Pierrot/Ferdinand: We have come to the Age of Double Men. We don't need mirrors anymore to talk to ourselves... we are made of dream and dreams are made of us.

He delivers this speech like an animal looking out from the cover of the swamp grass, the sort of direct address to the audience that Godard uses like a commercial for his insights. Fine. But like a T.V. randomly shifting through the channels, the narrative is uneven, a confused melody of monologues, song and dance routines, scene shifts and cut-ins. Despite the surf and the sun, and the French condom karma of Anna Karina, it's all a bit tedious.

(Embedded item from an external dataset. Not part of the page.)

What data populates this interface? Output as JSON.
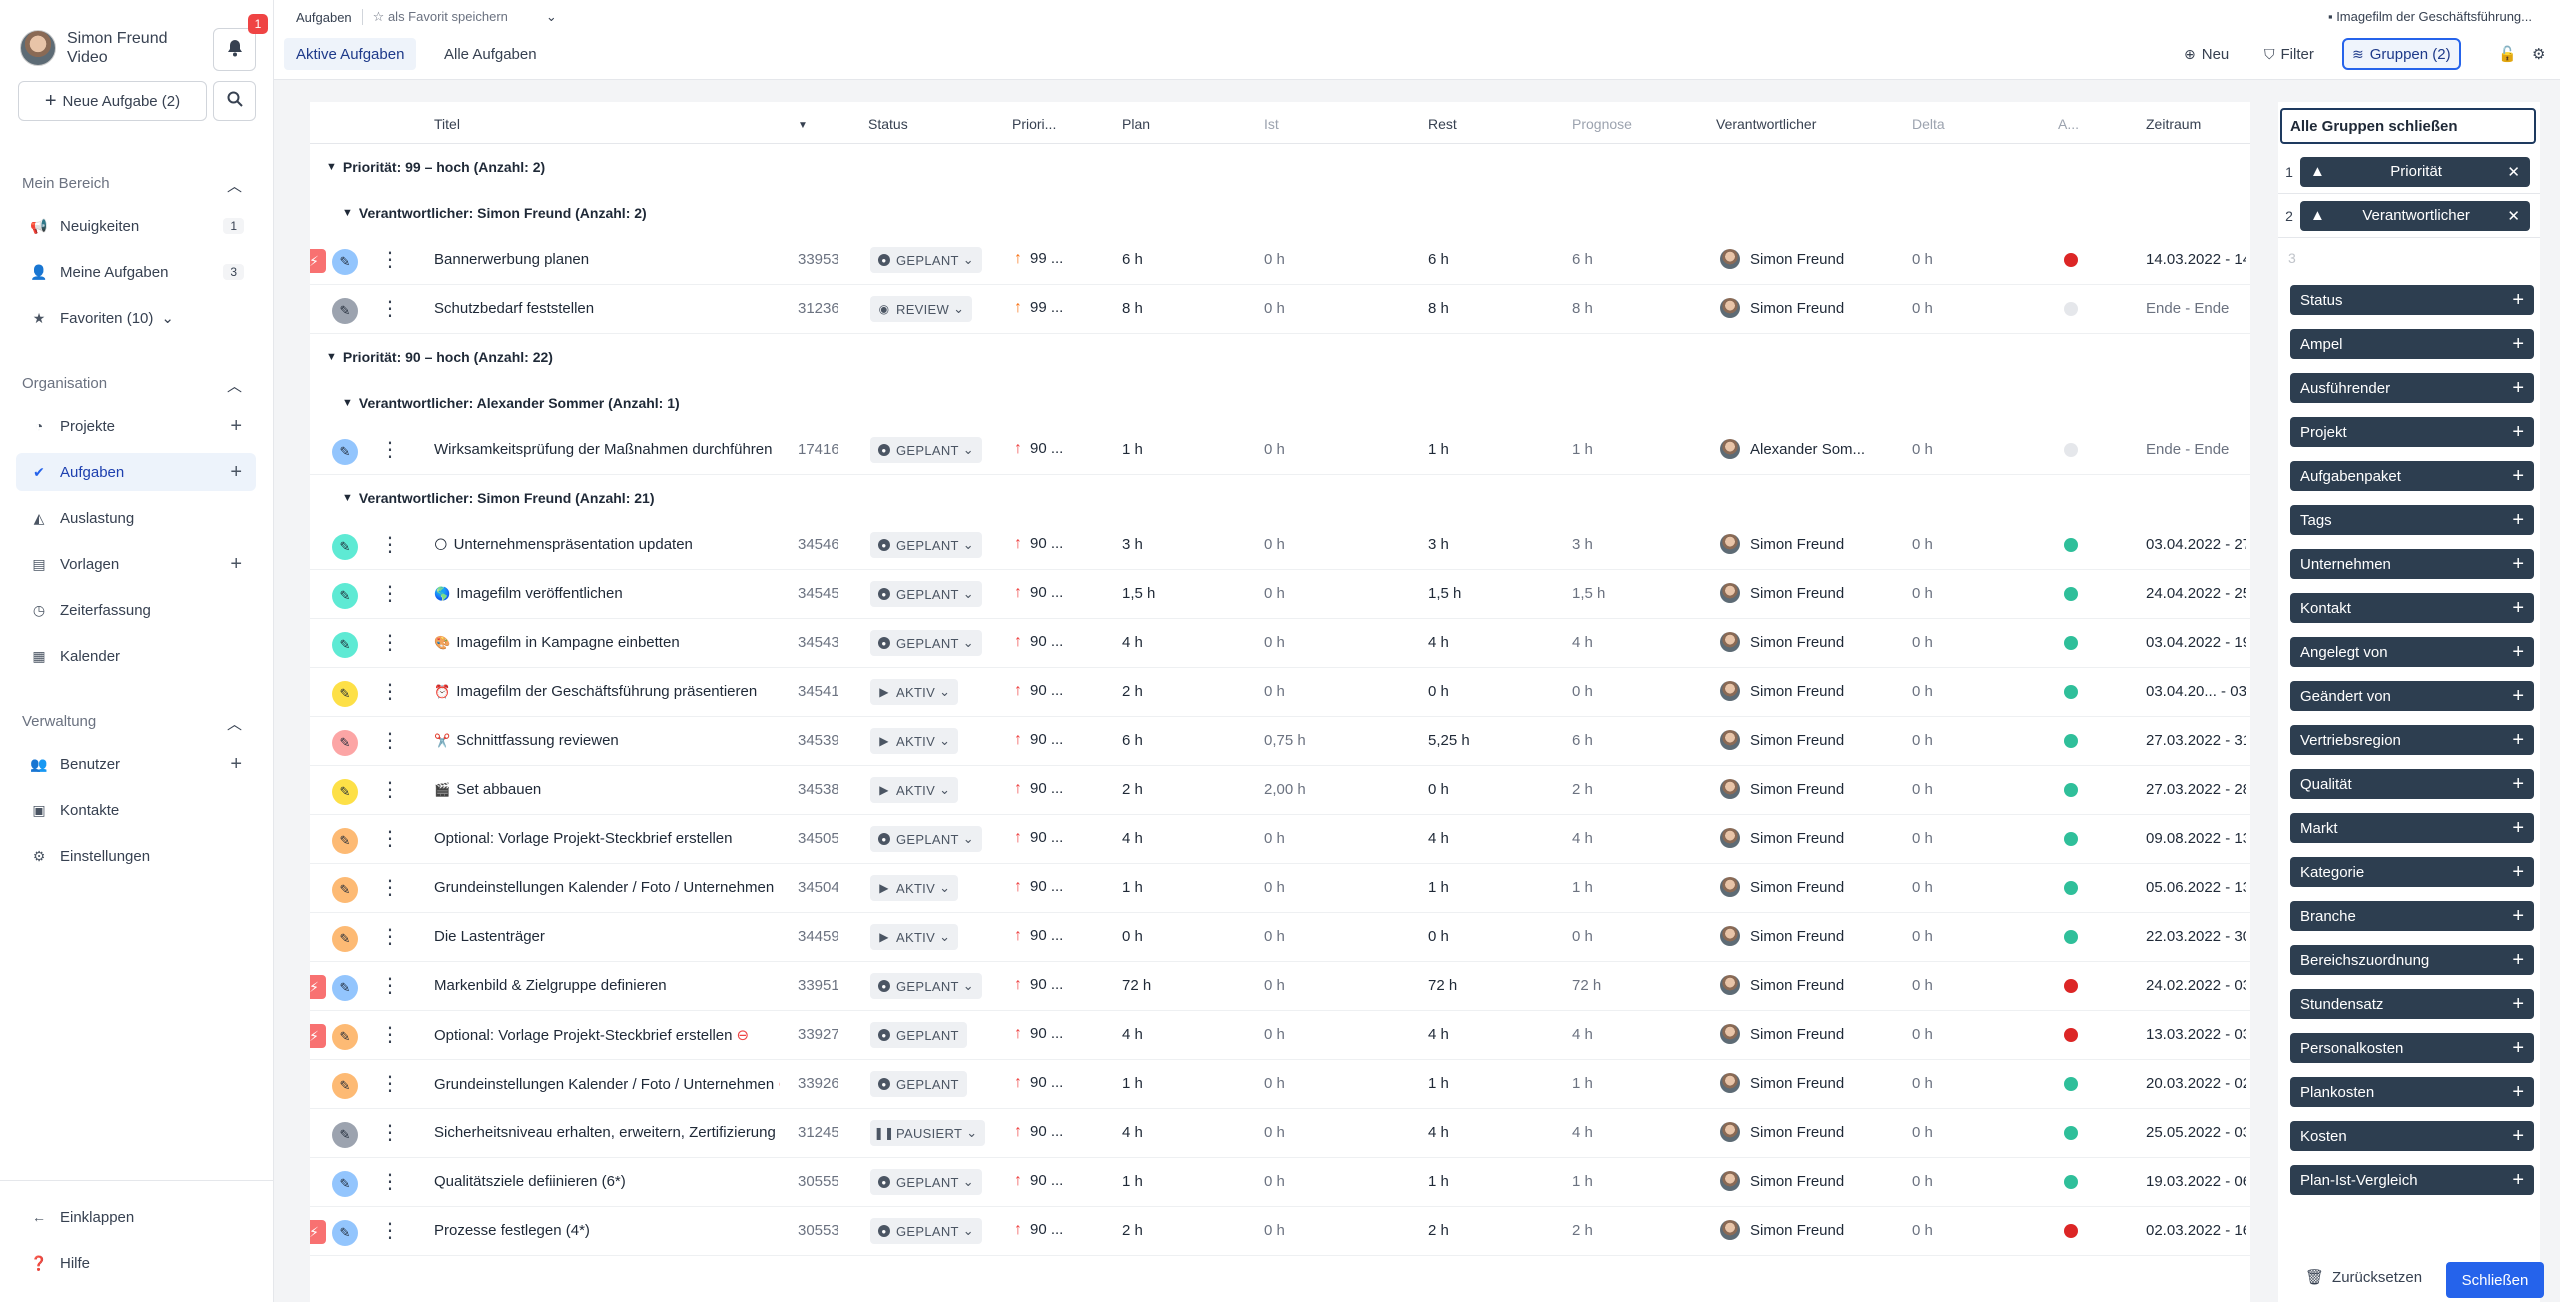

Frank eventually returns with a couple of hoods and a dwarf with a pistol, reclaims Marianne... or is it "Fred" to whom she really belongs? There's more play violence, more American cars, more political rhetoric. The fantasy of "Ferdinand" is completed when Marianne deserts him with "Fred" in his launch. He tracks them down in some ruins and shoots them. He carries the mortally wounded Marianne to a nearby villa and lays her down on a bed where she whispers, "Please forgive me, Pierrot."

Pierrot goes into a workshop, paints his face blue as he talks on the phone to the maid back in his Paris apartment, asks about his children. He finds a couple of belts of dynamite (conveniently), goes to a cliff, straps them around his head, lights the fuse. He has second thoughts about his act but it's too late -- Crazy Pierrot the Double Man explodes as the camera slowly pans to the blue horizon of the ocean.

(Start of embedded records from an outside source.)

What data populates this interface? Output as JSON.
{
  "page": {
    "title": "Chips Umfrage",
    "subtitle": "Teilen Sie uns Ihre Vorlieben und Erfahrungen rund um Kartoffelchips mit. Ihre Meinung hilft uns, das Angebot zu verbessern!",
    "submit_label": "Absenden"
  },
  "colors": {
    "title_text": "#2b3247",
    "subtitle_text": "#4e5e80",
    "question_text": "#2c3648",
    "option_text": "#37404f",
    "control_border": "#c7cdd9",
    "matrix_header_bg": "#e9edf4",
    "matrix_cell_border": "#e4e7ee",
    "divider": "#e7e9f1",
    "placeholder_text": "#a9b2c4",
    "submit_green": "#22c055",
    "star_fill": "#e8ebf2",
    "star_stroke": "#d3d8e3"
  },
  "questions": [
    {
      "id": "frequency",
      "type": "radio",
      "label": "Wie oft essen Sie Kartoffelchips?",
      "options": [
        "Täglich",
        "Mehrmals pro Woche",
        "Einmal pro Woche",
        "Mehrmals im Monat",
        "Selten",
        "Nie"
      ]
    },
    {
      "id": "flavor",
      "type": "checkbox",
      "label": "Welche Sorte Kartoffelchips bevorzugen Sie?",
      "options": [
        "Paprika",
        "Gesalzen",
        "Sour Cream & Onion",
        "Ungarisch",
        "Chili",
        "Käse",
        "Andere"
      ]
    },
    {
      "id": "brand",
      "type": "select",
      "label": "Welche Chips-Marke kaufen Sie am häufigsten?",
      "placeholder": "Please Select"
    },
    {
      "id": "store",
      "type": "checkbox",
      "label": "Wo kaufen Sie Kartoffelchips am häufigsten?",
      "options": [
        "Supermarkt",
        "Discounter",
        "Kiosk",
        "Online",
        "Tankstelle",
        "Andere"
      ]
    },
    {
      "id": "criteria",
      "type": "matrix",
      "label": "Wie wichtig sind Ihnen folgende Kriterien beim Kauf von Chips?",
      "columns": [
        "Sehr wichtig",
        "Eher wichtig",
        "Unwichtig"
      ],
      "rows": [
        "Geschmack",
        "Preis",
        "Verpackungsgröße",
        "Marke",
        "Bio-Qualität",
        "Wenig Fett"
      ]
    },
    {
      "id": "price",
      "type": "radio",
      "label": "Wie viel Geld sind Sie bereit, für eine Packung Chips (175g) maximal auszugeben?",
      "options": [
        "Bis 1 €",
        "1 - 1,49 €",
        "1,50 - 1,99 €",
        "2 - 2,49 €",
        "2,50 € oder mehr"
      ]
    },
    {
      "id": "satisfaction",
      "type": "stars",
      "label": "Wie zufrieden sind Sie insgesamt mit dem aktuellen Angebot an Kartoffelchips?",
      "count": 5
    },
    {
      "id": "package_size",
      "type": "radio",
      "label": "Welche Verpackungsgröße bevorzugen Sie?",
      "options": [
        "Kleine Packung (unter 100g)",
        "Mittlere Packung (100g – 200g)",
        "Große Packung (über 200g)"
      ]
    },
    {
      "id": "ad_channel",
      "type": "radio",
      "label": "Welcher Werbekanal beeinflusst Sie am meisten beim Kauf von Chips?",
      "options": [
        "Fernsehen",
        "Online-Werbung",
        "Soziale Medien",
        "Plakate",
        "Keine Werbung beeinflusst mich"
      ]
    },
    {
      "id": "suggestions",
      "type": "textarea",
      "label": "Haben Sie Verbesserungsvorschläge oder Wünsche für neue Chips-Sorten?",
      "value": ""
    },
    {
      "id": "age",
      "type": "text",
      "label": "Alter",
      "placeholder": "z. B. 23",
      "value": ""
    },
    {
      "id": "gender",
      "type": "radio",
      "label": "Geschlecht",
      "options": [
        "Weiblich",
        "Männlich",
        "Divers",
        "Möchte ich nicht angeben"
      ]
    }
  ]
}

When asked about his disjunctive narratives with their arbitrary cut-ins, Godard said that he didn't see why anyone would be confused as television functions continuously on action interrupted by commercials. Yes. In fact, the real program has become the commercial and the interruption the drama.

Pierrot Le Fou? Between the love/hate duality of its American affirmation and French denial, these days this film seems to be little more than an affair between two bohemian undergraduates in good old funky, sixties France.